Des Feuilles de Paris (3)

19Des12

November 2012

Peristiwa-peristiwa berlalu-lalang dengan cepat di kota yang dingin ini, di mana cahaya matahari kadang tampak begitu kikir berbagi sedikit saja kehangatan cahayanya bagi kami, para penghuni kota ini. Di antara lalu-lalang peristiwa-peristiwa itu, yang tak semuanya tercatat atau teringat detail-detailnya—karena mereka sering kali berlalu lebih cepat daripada kata-kata—pada momen tertentu, pada titik tertentu dari gelombang kesadaranku, yang berusaha menandai, menamai, atau menorehkan seberkas saja makna pengalaman-pengalaman itu di dalam ingatanku, aku merasakan kebenaran kata-kata Rimbaud, dalam sebuah puisinya yang dikutip Badiou dalam kuliahnya di École Normale Supérieure beberapa minggu silam: “Je suis un éphémere et point trop mécontent citoyen d’une métropole crue moderne parce que tout goût connu a été éludé…”. “Aku hanya sesosok remeh dan sama sekali bukan penduduk yang terlampau tak puas dari sebuah kota metropolitan modern yang kasar, karena semua aroma yang pernah dikenal telah lenyap…”. Rimbaud menulis itu untuk London yang dilihatnya pada akhir abad ke-19, namun kata-kata itu terasa begitu mengena untuk menggambarkan sebagian peristiwa di sudut-sudut Paris yang kualami.

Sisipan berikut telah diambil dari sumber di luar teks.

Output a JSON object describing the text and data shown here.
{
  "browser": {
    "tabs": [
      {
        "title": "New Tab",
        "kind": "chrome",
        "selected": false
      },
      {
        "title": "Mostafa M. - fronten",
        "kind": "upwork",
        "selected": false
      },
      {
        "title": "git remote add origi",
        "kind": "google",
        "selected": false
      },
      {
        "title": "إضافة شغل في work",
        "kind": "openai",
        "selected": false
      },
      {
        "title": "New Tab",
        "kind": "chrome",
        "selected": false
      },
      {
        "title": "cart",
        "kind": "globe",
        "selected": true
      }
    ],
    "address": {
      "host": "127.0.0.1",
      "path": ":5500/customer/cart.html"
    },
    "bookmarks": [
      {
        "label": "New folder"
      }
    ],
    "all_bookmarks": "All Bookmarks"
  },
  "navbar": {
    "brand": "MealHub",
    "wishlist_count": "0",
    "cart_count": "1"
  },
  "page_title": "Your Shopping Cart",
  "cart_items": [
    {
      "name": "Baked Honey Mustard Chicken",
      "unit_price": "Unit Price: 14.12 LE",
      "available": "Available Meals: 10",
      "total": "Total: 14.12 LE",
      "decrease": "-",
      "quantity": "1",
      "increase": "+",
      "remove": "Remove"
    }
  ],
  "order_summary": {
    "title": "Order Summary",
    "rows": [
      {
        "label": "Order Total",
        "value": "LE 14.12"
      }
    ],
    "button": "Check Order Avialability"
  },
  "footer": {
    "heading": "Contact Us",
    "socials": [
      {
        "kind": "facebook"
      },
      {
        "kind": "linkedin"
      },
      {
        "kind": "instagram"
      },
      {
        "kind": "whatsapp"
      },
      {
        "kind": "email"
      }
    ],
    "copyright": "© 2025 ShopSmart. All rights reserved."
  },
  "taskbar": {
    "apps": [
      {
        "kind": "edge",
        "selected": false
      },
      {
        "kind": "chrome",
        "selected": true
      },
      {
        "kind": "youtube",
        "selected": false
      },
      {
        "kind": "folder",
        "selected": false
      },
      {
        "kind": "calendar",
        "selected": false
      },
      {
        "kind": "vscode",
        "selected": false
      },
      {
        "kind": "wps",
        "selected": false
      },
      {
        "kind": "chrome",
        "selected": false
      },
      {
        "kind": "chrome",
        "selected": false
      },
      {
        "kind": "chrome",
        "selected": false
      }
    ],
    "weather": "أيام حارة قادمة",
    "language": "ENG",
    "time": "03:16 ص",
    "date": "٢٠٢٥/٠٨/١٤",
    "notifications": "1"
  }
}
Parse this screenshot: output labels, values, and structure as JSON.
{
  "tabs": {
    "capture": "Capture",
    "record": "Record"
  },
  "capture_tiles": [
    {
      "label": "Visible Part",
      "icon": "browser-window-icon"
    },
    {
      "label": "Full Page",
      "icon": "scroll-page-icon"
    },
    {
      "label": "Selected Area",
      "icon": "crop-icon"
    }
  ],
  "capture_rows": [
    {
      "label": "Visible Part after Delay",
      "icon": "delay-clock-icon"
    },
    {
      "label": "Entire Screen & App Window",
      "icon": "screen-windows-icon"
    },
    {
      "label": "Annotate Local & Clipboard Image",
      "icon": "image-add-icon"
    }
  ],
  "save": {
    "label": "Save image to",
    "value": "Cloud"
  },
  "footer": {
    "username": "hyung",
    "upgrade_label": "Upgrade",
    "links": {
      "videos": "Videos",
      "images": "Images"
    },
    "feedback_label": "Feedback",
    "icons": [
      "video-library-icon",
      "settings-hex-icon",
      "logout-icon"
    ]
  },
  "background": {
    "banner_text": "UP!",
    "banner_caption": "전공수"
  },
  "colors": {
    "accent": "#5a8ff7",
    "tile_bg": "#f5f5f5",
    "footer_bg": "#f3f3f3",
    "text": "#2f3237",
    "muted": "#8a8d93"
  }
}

“Aku hanya sesosok remeh”; di antara jutaan orang yang berlalu-lalang di kota ini, aku hanya sebuah titik yang muncul dan menghilang di antara kelimun orang-orang yang bergegas di metro, para konsumen yang mengantre di supermarket, para pedagang dan pembeli yang bertransaksi di pasar, para turis yang berjalan di pinggir Seine, para pendengar di ampiteater Sorbonne, para mahasiswa yang berburu buku-buku murah di Saint-Jacques, para demonstran pro-Palestina…. dan seterusnya dan seterusnya. “Aku hanya sesosok remeh”, kata Rimbaud, tapi aku “sama sekali bukan penduduk yang terlampau tak puas”. Ada penyangkalan di dalam kata-kata itu, seakan Rimbaud hendak menyembunyikan ketakpuasannya; ia merasakan keberadaannya yang seakan tak berarti di kota itu, namun ia menyangkal bahwa ia sedang tak puas—suatu penyangkalan yang membuktikan sebaliknya, bahwa ia tak puas. Penyangkalan yang megisyaratkan suatu permainan kontras dalam hubungan antara Rimbaud dan “kota”-nya: ia tak puas karena ia hanya menjadi sesosok remeh yang barangkali tak berarti di antara penduduk kota itu, namun ia bukannya tak puas—dan seperti sedang mencari kepuasan yang lain—terhadap kota di mana “aroma yang pernah dikenal telah lenyap…”.

Aku tersenyum merenungkan kata-kata Rimbaud. Sebuah kota memang tidak sesederhana dialektik “sentimental” antara puas dan tak puas, karena kota selalu menyimpan pesona dan maginya yang kadang tak mudah dipahami, dan karena itu seperti tak mudah untuk sekadar dicintai atau dibenci. Seseorang mungkin menyukai jalan-jalan pedestrian sebuah kota tapi membenci cahaya-cahaya billboard-nya. Sebagaimana dia mungkin tidak menyukai keramaian kota itu di pagi hari tapi menyukai kemeriahannya di malam hari.

Begitupun dengan Paris. Apa yang kusukai dan tak kusukai dari kota ini bukan hal yang mencuri perhatianku selama beberapa waktu kemarin, namun dari hari ke hari, semakin kelihatan benang-benang yang mempertemukan tapi sekaligus memisahkan kedua hal itu. “Apa yang kau sukai dari Paris?” tanyakan itu pada seorang turis yang baru dua hari menginjakkan kota ini, dia akan menjawab “Eiffel” atau “Louvre”. Tapi tanyakan kepadaku pertanyaan yang sama, aku akan tersenyum dan mengatakan bahwa jawabannya tak sesederhana itu.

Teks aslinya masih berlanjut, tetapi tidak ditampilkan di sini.